Ok now, get out ! s’écria Jacob en désignant les filles. Non pas toi Alicia !

Je sentais qu’il était tellement en colère qu’il aurait probablement préféré lui parler en anglais mais Alicia n’avait pas un niveau suffisant pour lui.

Les filles se regardèrent, hésitantes et légèrement apeurées – Jacob, du haut de son mètre quatre-vingt-dix pouvait être très impressionnant, puis elles filèrent en poussant de petits cris comme s’il les avait menacées physiquement.

Alicia se redressa. Elle était rouge et passablement décontenancée par la tournure des évènements. Elle était plutôt du côté des tourmenteurs habituellement. Une lueur apeurée passa dans ses yeux, elle avait perdu de sa superbe. Mais elle retrouva tout de même assez de  combativité pour attaquer :

– qu’est-ce que tu veux ? C’est pas de ma faute si ta copine est une perverse qui se mutile ! Tu peux la défendre si ça t’amuse mais moi je sais…

tu ne sais rien du tout ! Articula Jacob avec force. Tu crois ce que tu veux, ça m’est égal mais tu as tort. À l’avenir, je t’interdis de lui adresser la parole, de la toucher ou de parler d’elle, tu m’as bien entendu ?

– et sinon ? Tenta Alicia, droite comme un I et rouge comme une tomate.

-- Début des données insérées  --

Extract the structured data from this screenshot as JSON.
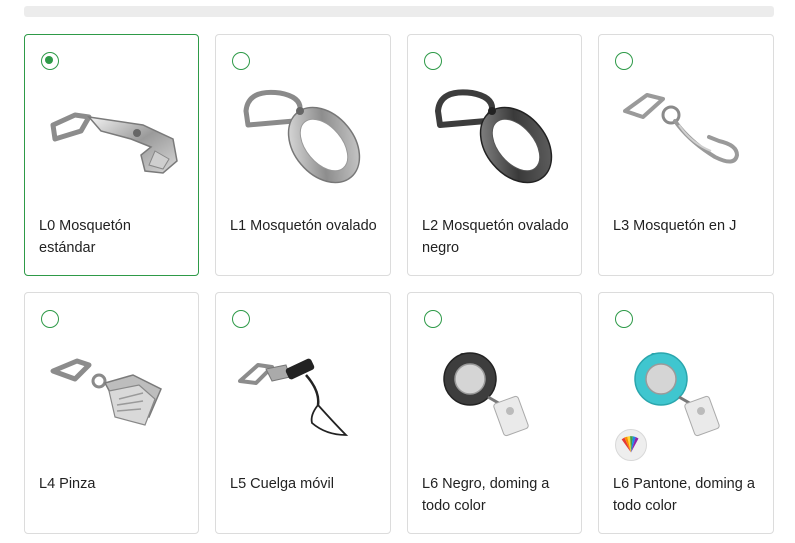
{
  "options": [
    {
      "label": "L0 Mosquetón estándar",
      "selected": true,
      "icon": "standard-carabiner-icon"
    },
    {
      "label": "L1 Mosquetón ovalado",
      "selected": false,
      "icon": "oval-carabiner-icon"
    },
    {
      "label": "L2 Mosquetón ovalado negro",
      "selected": false,
      "icon": "black-oval-carabiner-icon"
    },
    {
      "label": "L3 Mosquetón en J",
      "selected": false,
      "icon": "j-hook-icon"
    },
    {
      "label": "L4 Pinza",
      "selected": false,
      "icon": "clip-icon"
    },
    {
      "label": "L5 Cuelga móvil",
      "selected": false,
      "icon": "phone-strap-icon"
    },
    {
      "label": "L6 Negro, doming a todo color",
      "selected": false,
      "icon": "black-badge-reel-icon"
    },
    {
      "label": "L6 Pantone, doming a todo color",
      "selected": false,
      "icon": "pantone-badge-reel-icon"
    }
  ],
  "colors": {
    "accent": "#2e9a48",
    "reel_teal": "#3fc6cf"
  }
}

– sinon, je raconte tellement d’horreur sur toi qu’en quelques semaines, tu seras la personne la plus détestée de tout le lycée. Aucun garçon ne voudra s’approcher de toi et tu perdras tous tes amis. On sait bien faire ça nous les américains…ajouta-t-il en lui jetant un regard venimeux et effrayant.

Elle soutint son regard un instant puis baissa les yeux et ne répliqua rien. Pour le moment au moins, elle était battue. Je doutais que cela dure longtemps mais j’espérais que cela me donnerait un peu de répit.

Jacob me prit à nouveau par la main et nous redescendîmes dans la salle de bal où les filles avaient trouvé refuge sur un sofa. Elles jetèrent des regards anxieux à Jacob puis filèrent retrouver Alicia. Marina qui avait assisté à cet étrange échange s’approcha de Jacob et posant la main sur sa poitrine qui se soulevait sous l’effet de la colère, elle demanda :

– tout va bien Jacob ? Tu sembles…

Il posa sa main sur celle de sa mère et répondit :

it’s ok mom, c’est fini.

Ils échangèrent un regard qui en disait plus que les mots. Marina me regarda un instant, me sonda de ses beaux yeux bleus puis elle s’éloigna pour retrouver les amis avec lesquels elle parlait avant que nous arrivions. Jacob me prit par le bras et m’entraina dans un slow qui lui permit de se calmer. Je sentis sa respiration ralentir peu à peu comme s’il retrouvait lentement ses esprits mais ses pas étaient encore ceux d’un automate et ses bras me serraient un peu trop fort.

– ça va Jacob ? Je lui demandais finalement en le regardant.

– Je pourrais la tuer…

– elle n’en vaut pas la peine…je lui murmurais. J’aimerai oublier ce qui s’est passé tout à l’heure, tu crois qu’on peut ?

Il me regarda droit dans les yeux un instant et je lus un éclair de folie dans son regard qui embrasa mon ventre.

– viens, dit-il sans me donner plus d’explication.

Nous redescendîmes au sous-sol où il ouvrit une porte qui donnait sur des vestiaires luxueux et il me souleva pour me poser sur meuble couvert de serviettes. Puis sans parler, il dégrafa ma robe et commença à embrasser mes épaules. Je sentis un frisson me parcourir mais je murmurais tout de même :

– et si quelqu’un vient ?

– tant mieux ! dit-il en me regardant avec tant de passion que je m’abandonnais à lui. C’était finalement le meilleur moyen d’oublier.